Alexey Ekimov facts for kids
Quick facts for kids
Alexey Ekimov
|
|
---|---|
Алексей Екимов | |
![]() Ekimov in 2023
|
|
Born | 1945 (age 79–80) |
Education | Leningrad State University (BS) Ioffe Institute (PhD) |
Known for | quantum dots confinement energy |
Awards | USSR State Prize (1976) R. W. Wood Prize (2006) Nobel Prize in Chemistry (2023) |
Scientific career | |
Fields | Chemical physics Nanomaterials |
Institutions | Ioffe Institute Vavilov State Optical Institute |
Thesis | Quantum Dimensional Phenomena in Semiconductor Microcrystals Russian: Квантовые размерные явления в полупроводниковых микрокристаллах (1989) |
Alexey Ekimov (born 1945) is a Russian scientist who studies tiny materials. He is famous for discovering something called quantum dots in 1981. These are super small semiconductor crystals. Because of this amazing discovery, he won the Nobel Prize in Chemistry in 2023.
About Alexey Ekimov
Early Life and School
Alexey Ekimov was born in Leningrad, which was part of the Soviet Union at the time. Today, this city is known as Saint Petersburg, Russia. He went to Leningrad State University and finished his physics degree in 1967. Later, he earned his PhD in physics from the Ioffe Institute in 1974.
Discovering Quantum Dots
After finishing school, Ekimov started working at the Vavilov State Optical Institute. He began studying special kinds of glass that had tiny semiconductor materials inside them. He noticed that when these glasses were heated and cooled, tiny crystals of copper chloride formed. These crystals made the glass appear blue. The smaller the crystals, the bluer the glass looked.

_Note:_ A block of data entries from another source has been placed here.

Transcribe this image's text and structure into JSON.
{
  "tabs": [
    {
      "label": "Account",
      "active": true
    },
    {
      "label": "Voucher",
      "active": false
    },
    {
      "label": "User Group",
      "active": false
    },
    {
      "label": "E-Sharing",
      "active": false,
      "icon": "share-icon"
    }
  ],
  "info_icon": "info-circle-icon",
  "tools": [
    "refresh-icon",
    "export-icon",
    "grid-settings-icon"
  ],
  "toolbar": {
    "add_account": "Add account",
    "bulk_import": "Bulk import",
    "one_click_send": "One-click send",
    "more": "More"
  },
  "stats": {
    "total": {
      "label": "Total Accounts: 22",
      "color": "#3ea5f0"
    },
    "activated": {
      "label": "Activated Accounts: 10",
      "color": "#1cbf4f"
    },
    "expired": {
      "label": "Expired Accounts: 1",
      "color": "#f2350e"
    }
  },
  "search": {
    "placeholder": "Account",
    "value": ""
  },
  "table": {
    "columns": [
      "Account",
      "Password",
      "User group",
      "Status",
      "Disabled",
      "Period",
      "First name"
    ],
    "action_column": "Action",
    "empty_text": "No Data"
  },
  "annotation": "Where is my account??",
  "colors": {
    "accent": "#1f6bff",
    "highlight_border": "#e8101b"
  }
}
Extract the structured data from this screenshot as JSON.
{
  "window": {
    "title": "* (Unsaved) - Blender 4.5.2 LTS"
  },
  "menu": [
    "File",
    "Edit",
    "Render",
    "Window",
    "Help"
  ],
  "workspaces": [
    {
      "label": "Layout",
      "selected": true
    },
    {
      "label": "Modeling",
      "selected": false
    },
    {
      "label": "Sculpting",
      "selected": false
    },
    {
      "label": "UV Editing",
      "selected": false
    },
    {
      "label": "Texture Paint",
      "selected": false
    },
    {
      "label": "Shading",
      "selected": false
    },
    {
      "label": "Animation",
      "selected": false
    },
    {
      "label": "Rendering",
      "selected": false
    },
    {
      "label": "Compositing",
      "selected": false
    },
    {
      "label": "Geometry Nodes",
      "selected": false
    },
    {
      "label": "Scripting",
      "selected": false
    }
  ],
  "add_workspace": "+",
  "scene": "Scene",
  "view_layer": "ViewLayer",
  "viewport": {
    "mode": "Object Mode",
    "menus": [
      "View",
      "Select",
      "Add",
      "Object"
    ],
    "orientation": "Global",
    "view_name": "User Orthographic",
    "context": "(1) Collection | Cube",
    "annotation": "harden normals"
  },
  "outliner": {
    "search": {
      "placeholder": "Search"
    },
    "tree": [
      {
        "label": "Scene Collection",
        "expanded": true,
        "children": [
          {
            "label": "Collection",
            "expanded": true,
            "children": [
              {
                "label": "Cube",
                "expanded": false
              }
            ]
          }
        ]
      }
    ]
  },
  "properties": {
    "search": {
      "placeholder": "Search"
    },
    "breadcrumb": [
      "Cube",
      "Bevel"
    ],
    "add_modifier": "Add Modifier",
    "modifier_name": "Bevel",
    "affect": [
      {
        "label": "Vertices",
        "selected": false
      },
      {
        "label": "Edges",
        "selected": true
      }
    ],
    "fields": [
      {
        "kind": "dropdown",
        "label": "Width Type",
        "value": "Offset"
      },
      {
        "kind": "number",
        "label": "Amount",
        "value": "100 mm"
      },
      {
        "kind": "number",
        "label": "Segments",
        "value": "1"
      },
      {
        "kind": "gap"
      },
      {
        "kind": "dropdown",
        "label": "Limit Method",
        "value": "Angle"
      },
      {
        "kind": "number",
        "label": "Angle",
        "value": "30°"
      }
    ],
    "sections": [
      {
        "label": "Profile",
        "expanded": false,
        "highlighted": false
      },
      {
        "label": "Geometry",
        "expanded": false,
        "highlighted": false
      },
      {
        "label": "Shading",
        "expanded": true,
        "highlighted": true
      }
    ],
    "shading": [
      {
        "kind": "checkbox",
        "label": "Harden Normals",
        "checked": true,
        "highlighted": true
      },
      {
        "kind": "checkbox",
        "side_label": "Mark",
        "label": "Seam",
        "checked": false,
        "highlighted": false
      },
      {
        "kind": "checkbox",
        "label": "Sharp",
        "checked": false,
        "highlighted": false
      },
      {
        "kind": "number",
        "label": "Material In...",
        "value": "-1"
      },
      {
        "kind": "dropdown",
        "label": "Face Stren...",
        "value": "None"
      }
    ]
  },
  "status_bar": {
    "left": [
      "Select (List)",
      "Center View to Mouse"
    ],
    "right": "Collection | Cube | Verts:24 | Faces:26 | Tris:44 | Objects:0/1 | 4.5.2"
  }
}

In 1981, Ekimov and his colleague Alexei A. Onushchenko made a big discovery. They found that these tiny crystals showed something called "quantum size effects." This means that because the crystals were so incredibly small, their properties changed in a special way. We now call these tiny crystals quantum dots.
During his time at the institute, Ekimov continued to study these tiny materials. He worked with another scientist, Alexander Efros, to develop the idea of quantum confinement. This idea explains how the small size of quantum dots traps electrons and changes their energy levels.
Since 1999, Alexey Ekimov has been living and working in the United States. He is a scientist for a company called Nanocrystals Technology, which is based in New York State.
Awards and Recognition
Alexey Ekimov has received several important awards for his scientific work.
- In 1975, he was given the USSR State Prize for his research on how electrons spin in semiconductors.
- In 2006, he shared the R. W. Wood Prize with Alexander Efros and Louis E. Brus. They received this award for finding nanocrystal quantum dots and for their early studies of how these dots behave with light and electricity.
- In 2023, Ekimov, along with Louis E. Brus and Moungi Bawendi, won the Nobel Prize in Chemistry. They were honored "for the discovery and synthesis of quantum dots."